The Lernaean Hydra or the Second Labor of Heracles

That second labor, most renowned in fame,
Eurystheus proclaimed when Heracles came:
For there was a beast, Typhon’s half-breed son,
That sprang from the swamp, and in the land had done
Whate’er it listed, killing cattle and
Ravaging the fields, the pasture, the whole land;
This Eurystheus told Heracles to slay,
And Heracles went out without delay.
Iolaus accompanied him and drove
The chariot of the fierce son of Jove.
When they reached Lerna, Heracles beheld
The hydra on a hill. His bloodlust swelled,
And his brands he put quickly to the flame,
Then fired at the hydra; from the hill it came.

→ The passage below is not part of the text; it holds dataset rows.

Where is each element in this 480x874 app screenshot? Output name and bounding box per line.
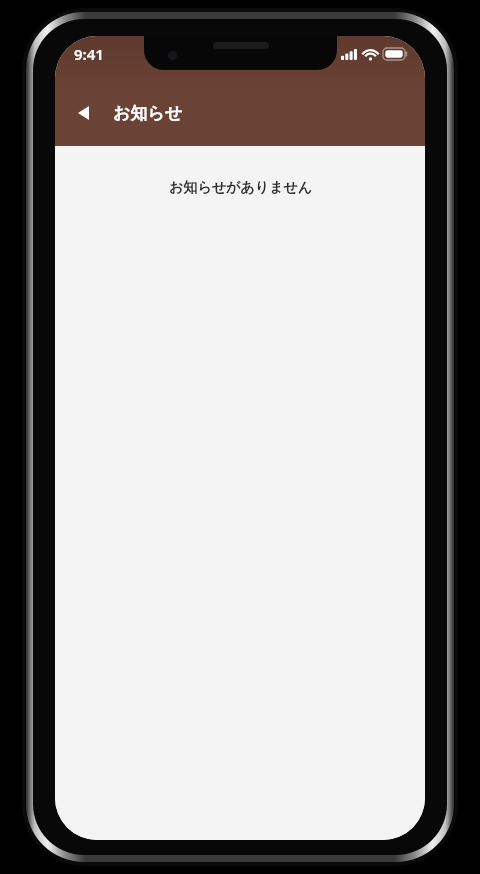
staticText: お知らせ <box>113 103 183 124</box>
staticText: 9:41 <box>74 44 104 64</box>
staticText: お知らせがありません <box>169 179 312 197</box>
button[interactable]: 戻る <box>61 91 105 135</box>
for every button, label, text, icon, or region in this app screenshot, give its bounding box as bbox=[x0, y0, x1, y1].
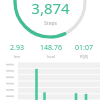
button[interactable]: Step goal progress bbox=[0, 0, 100, 46]
staticText: 3,874 bbox=[31, 0, 70, 18]
button[interactable]: 3,874 bbox=[0, 0, 100, 27]
button[interactable]: 148.76 bbox=[34, 43, 67, 59]
staticText: Steps bbox=[44, 20, 57, 27]
staticText: 01:07 bbox=[75, 43, 93, 53]
staticText: 2.93 bbox=[10, 43, 24, 53]
staticText: km bbox=[14, 54, 20, 59]
button[interactable]: Activity chart bbox=[0, 62, 100, 100]
staticText: 148.76 bbox=[40, 43, 62, 53]
button[interactable]: 01:07 bbox=[67, 43, 100, 59]
staticText: kcal bbox=[47, 54, 55, 59]
button[interactable]: 2.93 bbox=[0, 43, 34, 59]
staticText: 时间 bbox=[80, 54, 88, 59]
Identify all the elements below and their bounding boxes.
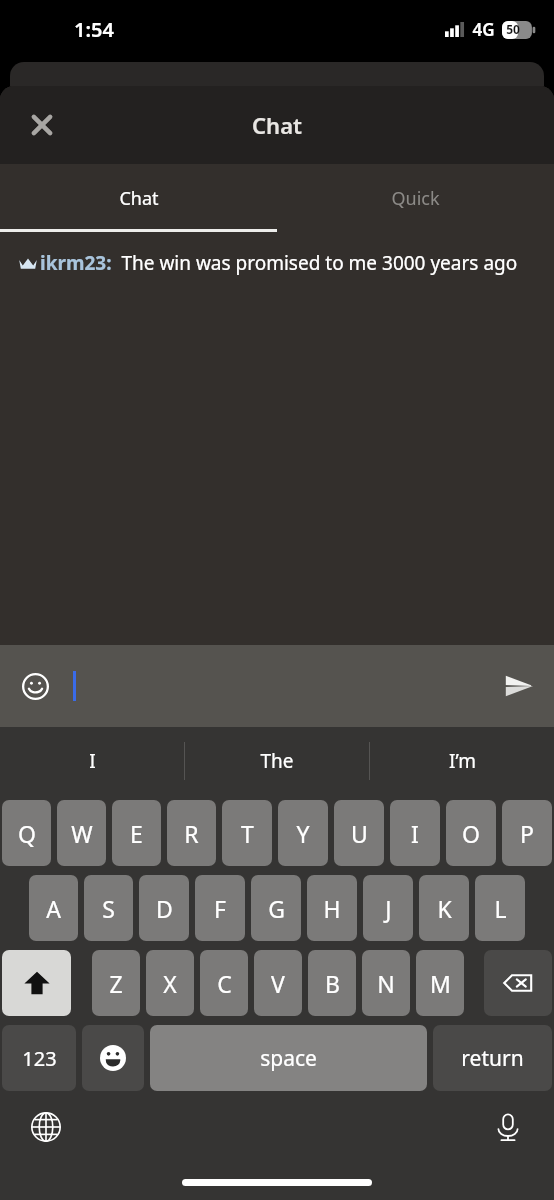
staticText: A [46,893,61,924]
button[interactable]: F [195,875,245,941]
button[interactable]: Emoji [8,659,62,713]
button[interactable]: I’m [370,727,554,795]
button[interactable]: Shift [2,950,71,1016]
button[interactable]: 123 [2,1025,76,1091]
button[interactable]: E [112,800,161,866]
button[interactable]: Send [492,659,546,713]
staticText: Quick [391,186,440,211]
button[interactable]: Backspace [484,950,552,1016]
button[interactable]: D [139,875,189,941]
button[interactable]: C [200,950,248,1016]
button[interactable]: Q [2,800,51,866]
button[interactable]: return [433,1025,552,1091]
staticText: S [102,893,115,924]
staticText: D [156,893,173,924]
staticText: Q [18,818,36,849]
button[interactable]: Quick [277,164,554,232]
staticText: H [323,893,341,924]
button[interactable]: G [251,875,301,941]
button[interactable]: O [446,800,496,866]
button[interactable]: R [167,800,216,866]
button[interactable]: M [416,950,464,1016]
button[interactable]: Change keyboard language [18,1099,74,1155]
staticText: E [130,818,143,849]
button[interactable]: U [334,800,384,866]
button[interactable]: Z [92,950,140,1016]
staticText: ikrm23: The win was promised to me 3000 … [40,250,518,276]
button[interactable]: X [146,950,194,1016]
staticText: K [437,893,452,924]
button[interactable]: Y [278,800,328,866]
staticText: F [214,893,226,924]
staticText: I [89,748,96,774]
button[interactable]: The [185,727,369,795]
button[interactable]: J [363,875,413,941]
button[interactable]: H [307,875,357,941]
button[interactable]: W [57,800,106,866]
button[interactable]: V [254,950,302,1016]
button[interactable]: space [150,1025,427,1091]
button[interactable]: K [419,875,469,941]
staticText: return [461,1044,524,1073]
staticText: 1:54 [74,16,114,43]
button[interactable]: A [29,875,78,941]
staticText: Chat [119,186,159,211]
staticText: Y [296,818,310,849]
staticText: L [494,893,507,924]
staticText: M [430,968,451,999]
staticText: Chat [252,110,302,140]
button[interactable]: B [308,950,356,1016]
staticText: O [462,818,480,849]
staticText: N [377,968,395,999]
button[interactable]: Dictation [480,1099,536,1155]
staticText: R [184,818,199,849]
button[interactable]: L [475,875,525,941]
staticText: 4G [472,18,495,41]
staticText: Z [109,968,123,999]
staticText: W [71,818,93,849]
staticText: P [520,818,534,849]
staticText: B [325,968,340,999]
staticText: U [351,818,368,849]
button[interactable]: Chat [0,164,277,232]
button[interactable]: P [502,800,552,866]
button[interactable]: Emoji keyboard [82,1025,144,1091]
staticText: The [260,748,294,774]
button[interactable]: I [0,727,184,795]
staticText: V [271,968,285,999]
staticText: X [163,968,177,999]
staticText: J [385,893,392,924]
staticText: I’m [449,748,476,774]
button[interactable]: I [390,800,440,866]
staticText: T [241,818,254,849]
staticText: C [217,968,232,999]
button[interactable]: T [222,800,272,866]
button[interactable]: S [84,875,133,941]
staticText: 50 [506,21,520,37]
staticText: G [268,893,285,924]
button[interactable]: Close [14,97,70,153]
staticText: space [260,1044,317,1073]
button[interactable]: N [362,950,410,1016]
staticText: I [411,818,419,849]
staticText: 123 [22,1045,57,1072]
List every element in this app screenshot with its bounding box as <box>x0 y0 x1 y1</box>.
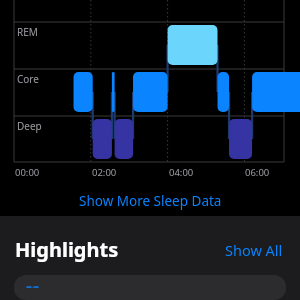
button[interactable]: Breathing Disturbances <box>14 275 286 300</box>
staticText: REM <box>17 25 38 39</box>
staticText: 04:00 <box>169 166 194 179</box>
staticText: 02:00 <box>92 166 117 179</box>
staticText: Show All <box>225 240 283 260</box>
staticText: Core <box>17 72 39 86</box>
staticText: Show More Sleep Data <box>79 192 222 210</box>
staticText: 00:00 <box>15 166 40 179</box>
staticText: 06:00 <box>245 166 270 179</box>
other: Breathing Disturbances <box>26 286 39 288</box>
staticText: Deep <box>17 119 42 133</box>
button[interactable]: Show More Sleep Data <box>0 190 300 212</box>
staticText: Highlights <box>15 236 119 263</box>
button[interactable]: Show All <box>223 238 285 262</box>
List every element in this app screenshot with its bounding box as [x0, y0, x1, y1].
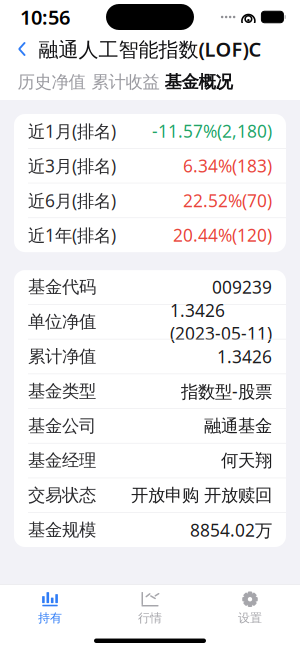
staticText: 何天翔: [221, 450, 272, 471]
staticText: 近1年(排名): [28, 224, 116, 247]
staticText: 交易状态: [28, 485, 96, 506]
staticText: 持有: [38, 611, 62, 625]
staticText: 融通人工智能指数(LOF)C: [38, 36, 262, 62]
staticText: 开放申购 开放赎回: [131, 485, 272, 506]
staticText: 单位净值: [28, 311, 96, 332]
staticText: 1.3426 (2023-05-11): [170, 299, 272, 345]
staticText: -11.57%(2,180): [152, 120, 272, 142]
staticText: 基金规模: [28, 519, 96, 541]
staticText: 10:56: [20, 4, 70, 30]
button[interactable]: 累计收益: [89, 71, 162, 93]
staticText: 20.44%(120): [173, 224, 272, 247]
staticText: 近1月(排名): [28, 120, 116, 142]
button[interactable]: 行情: [100, 584, 200, 629]
button[interactable]: 历史净值: [14, 71, 89, 93]
staticText: 行情: [138, 611, 162, 625]
staticText: 1.3426: [217, 345, 272, 368]
staticText: 8854.02万: [190, 518, 272, 542]
staticText: 设置: [238, 611, 262, 625]
staticText: 6.34%(183): [183, 154, 272, 177]
staticText: 基金类型: [28, 381, 96, 402]
button[interactable]: Back: [0, 34, 44, 64]
button[interactable]: 持有: [0, 584, 100, 629]
staticText: 009239: [212, 276, 272, 299]
staticText: 基金公司: [28, 415, 96, 437]
staticText: 融通基金: [204, 415, 272, 437]
button[interactable]: 设置: [200, 584, 300, 629]
staticText: 累计净值: [28, 346, 96, 367]
staticText: 近3月(排名): [28, 154, 116, 177]
staticText: 近6月(排名): [28, 189, 116, 212]
staticText: 累计收益: [92, 71, 160, 93]
staticText: 基金概况: [164, 71, 232, 93]
button[interactable]: 基金概况: [162, 71, 235, 93]
staticText: 22.52%(70): [183, 189, 272, 212]
staticText: 基金代码: [28, 276, 96, 298]
staticText: 基金经理: [28, 450, 96, 471]
staticText: 历史净值: [18, 71, 86, 93]
staticText: 指数型-股票: [181, 380, 272, 403]
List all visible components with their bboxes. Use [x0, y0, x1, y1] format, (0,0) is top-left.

Though Typhon had a hundred heads, his son
Had only nine: immortal though was one.
When Heracles approached, the serpent twined
Itself about his legs, seeking thus to bind
The demigod, who stood both firm and tall,
Whose club upon each head one by one did fall:
But soon as one was struck, forth sprang two more;
So bit by bit the hero was pressed sore;
Moreover, the foul hydra had a friend,
A crab against which he had to defend;
Whether the crab sought truly to help the snake,
Or whether thought it opportune to take
Advantage of an easy meal, attacked
It the foot of Heracles: but he cracked
The crab with his club, and broke it to bits:
The hydra by this point was giving him fits;
And lest his strength should fail, and he expire,
He called to Iolaus, who set a fire
In a nearby forest, and took in his hands,
Two branches, which he used as fiery brands:
Together then, they two worked to defeat
The hydra; with his club, Heracles would beat
Off one of the heads, then Iolaus would
Burn the root: this destroyed the heads for good.
Now, once the mortal heads had all been slain,
And the hero knowing he couldn’t brain
The immortal head, he rather dug a hole,
And buried it instead; then a stone did roll
Over its grave, and so was put to rest
The fiend by which the land had been possessed.
In the hydra’s blood the hero dipped his darts,
(It was a poison worse than Hecate’s arts)
And coated the points; this dreadful toxin slew
Whoe’er was pierced by the foul serpent’s brew.
But when he returned, Eurystheus swore
That this labor would not be counted, for
He had been helped; the labor had been shared;
And alone the danger had not been bared.